February is Black History month and this is a great time for kids to learn more about African culture. African culture has impacted American music, food, language and culture in many ways. Play Mbube Mbube, Kudoda or Sae Sae Brae Wah, traditional African games that are still played today.
This word is pronounced “Mboo-bay” and it means lion in Zulu. This game is played with a group of at least 5 or 6, more is better. Two players are blindfolded and stand in an open area so they are not close to each other. One person is the lion and the other person is the antelope. The object of the game is for the lion to catch the antelope. The lion knows they are getting close to the antelope because as they get closer the other players shout Mbube louder and faster. The farther the antelope gets away from the lion the quieter they shout. The lion gets to try to capture the antelope for a specific amount of time, usually 1 minute and then two other players take a turn. Keep playing until everyone has had a turn as both the lion and the antelope.

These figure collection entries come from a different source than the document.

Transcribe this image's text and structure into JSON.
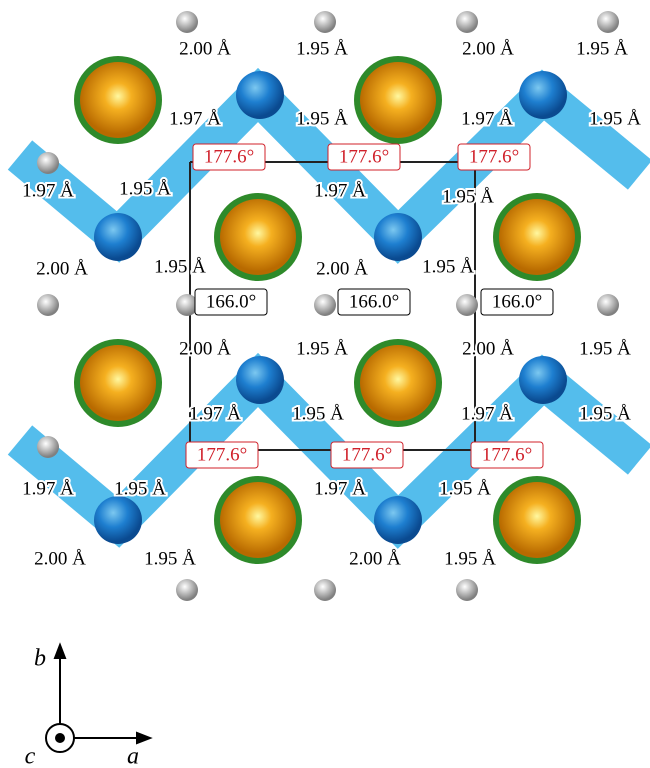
{
  "bond_labels": [
    "2.00 Å",
    "1.95 Å",
    "2.00 Å",
    "1.95 Å",
    "1.97 Å",
    "1.95 Å",
    "1.97 Å",
    "1.95 Å",
    "1.97 Å",
    "1.95 Å",
    "1.97 Å",
    "1.95 Å",
    "2.00 Å",
    "1.95 Å",
    "2.00 Å",
    "1.95 Å",
    "2.00 Å",
    "1.95 Å",
    "2.00 Å",
    "1.95 Å",
    "1.97 Å",
    "1.95 Å",
    "1.97 Å",
    "1.95 Å",
    "1.97 Å",
    "1.95 Å",
    "1.97 Å",
    "1.95 Å",
    "2.00 Å",
    "1.95 Å",
    "2.00 Å",
    "1.95 Å"
  ],
  "angle_labels": [
    "177.6°",
    "177.6°",
    "177.6°",
    "166.0°",
    "166.0°",
    "166.0°",
    "177.6°",
    "177.6°",
    "177.6°"
  ],
  "axes": {
    "a": "a",
    "b": "b",
    "c": "c"
  }
}
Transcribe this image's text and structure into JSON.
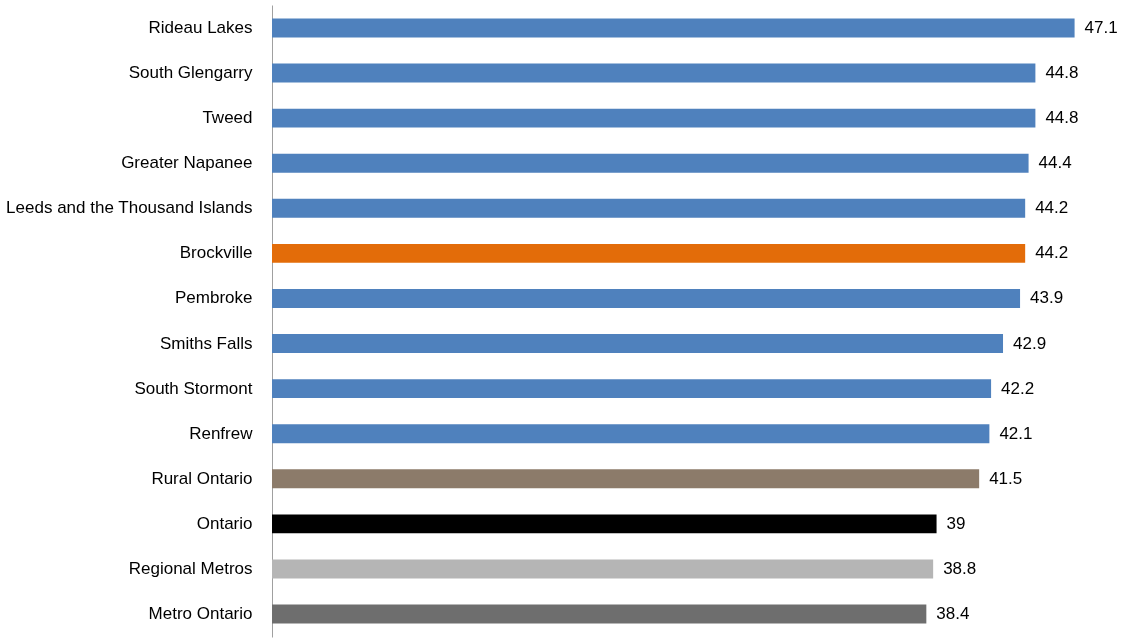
{
  "chart_data": {
    "type": "bar",
    "orientation": "horizontal",
    "data_labels": true,
    "grid": false,
    "categories": [
      "Rideau Lakes",
      "South Glengarry",
      "Tweed",
      "Greater Napanee",
      "Leeds and the Thousand Islands",
      "Brockville",
      "Pembroke",
      "Smiths Falls",
      "South Stormont",
      "Renfrew",
      "Rural Ontario",
      "Ontario",
      "Regional Metros",
      "Metro Ontario"
    ],
    "values": [
      47.1,
      44.8,
      44.8,
      44.4,
      44.2,
      44.2,
      43.9,
      42.9,
      42.2,
      42.1,
      41.5,
      39,
      38.8,
      38.4
    ],
    "colors": [
      "#4f81bd",
      "#4f81bd",
      "#4f81bd",
      "#4f81bd",
      "#4f81bd",
      "#e36c09",
      "#4f81bd",
      "#4f81bd",
      "#4f81bd",
      "#4f81bd",
      "#8c7b6a",
      "#000000",
      "#b5b5b5",
      "#6e6e6e"
    ]
  }
}
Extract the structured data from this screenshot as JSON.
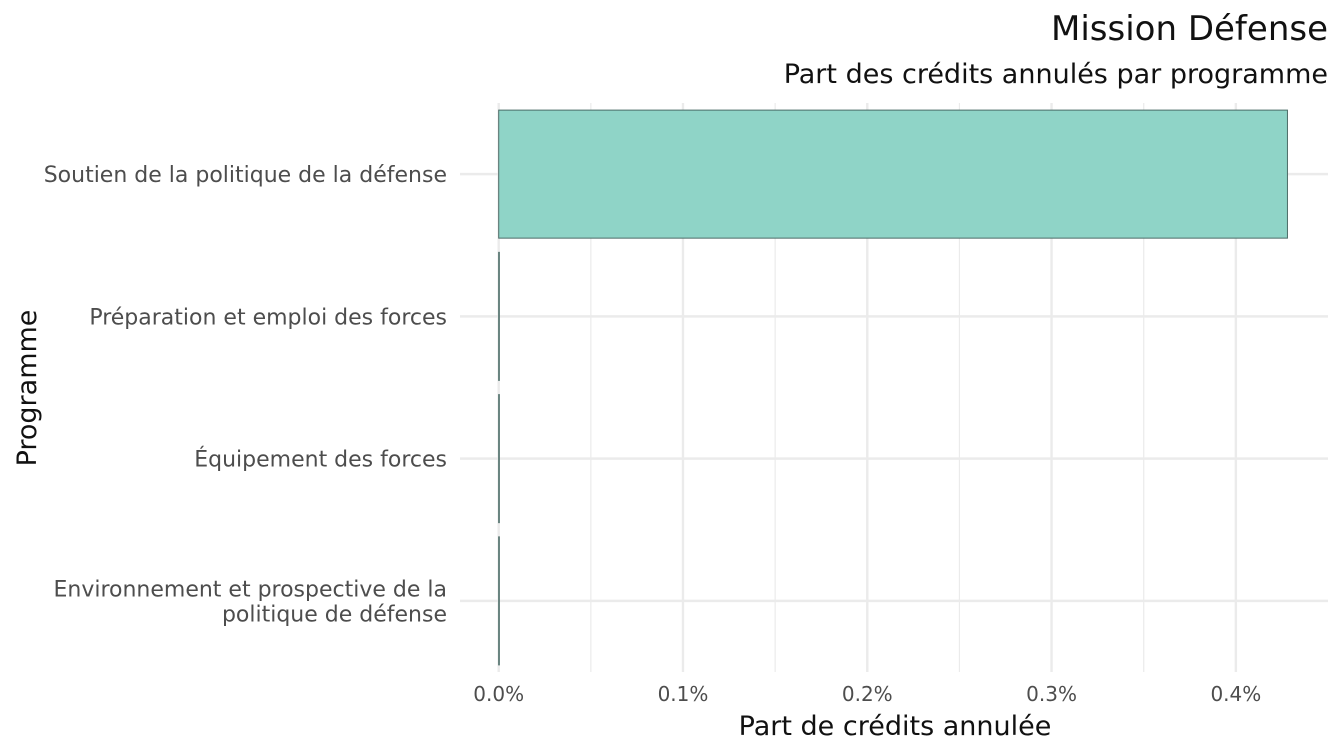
{
  "chart_data": {
    "type": "bar",
    "orientation": "horizontal",
    "title": "Mission Défense",
    "subtitle": "Part des crédits annulés par programme",
    "xlabel": "Part de crédits annulée",
    "ylabel": "Programme",
    "categories": [
      [
        "Soutien de la politique de la défense"
      ],
      [
        "Préparation et emploi des forces"
      ],
      [
        "Équipement des forces"
      ],
      [
        "Environnement et prospective de la",
        "politique de défense"
      ]
    ],
    "values": [
      0.428,
      0.0,
      0.0,
      0.0
    ],
    "value_unit": "%",
    "xlim": [
      -0.021,
      0.45
    ],
    "x_ticks": [
      0.0,
      0.1,
      0.2,
      0.3,
      0.4
    ],
    "x_tick_labels": [
      "0.0%",
      "0.1%",
      "0.2%",
      "0.3%",
      "0.4%"
    ],
    "grid": true,
    "bar_color": "#8fd4c7",
    "bar_outline_color": "#4a6b66",
    "grid_color": "#ebebeb"
  }
}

Kudoda is traditionally played with a bowl of marbles, but a bowl filled with any set of small objects can be used. The players sit in a circle with the bowl in the middle. The first player throws a small object up into the air in such a way that they will be able to easily catch it. While the object is in the air the other players run to the middle of the circle and grab a handful of marbles from the bowl. They must be back in place before the object is caught. If they are not back in their place they must return their marbles to the bowl. The next person in the circle throws the object up and catches it. This process is repeated until all of the items are removed from the bowl. When the last item is removed everyone counts how many they have. The person who has the most marbles wins.
SAE’ SAE’ BRAE WAH
This is a fun game that traditionaly requires a stick for each player but any object will work. The kids all sit in a circle and place their stick in front of them. Everyone needs to learn to say the phrase “Sae Saw Brae Wah Adesha” which sounds like ‘sa, sa, bray wah ah deesha’. Once all the players have learned to say this phrase the game begins. Everyone repeats the phrase out loud and passes their stick to the left at the same time. A stick is passed properly by picking it up and placing it on the ground in front of the person to the left. The speed of the phrase and the passing of the stick increases as the game progresses until someone does not pass the stick correctly. That player is out of the game. Resume playing and continue the process until only one person is left in the game.
These are just three examples of games for kids that originated in Africa. They are fun to play and a great way to teach kids about another culture.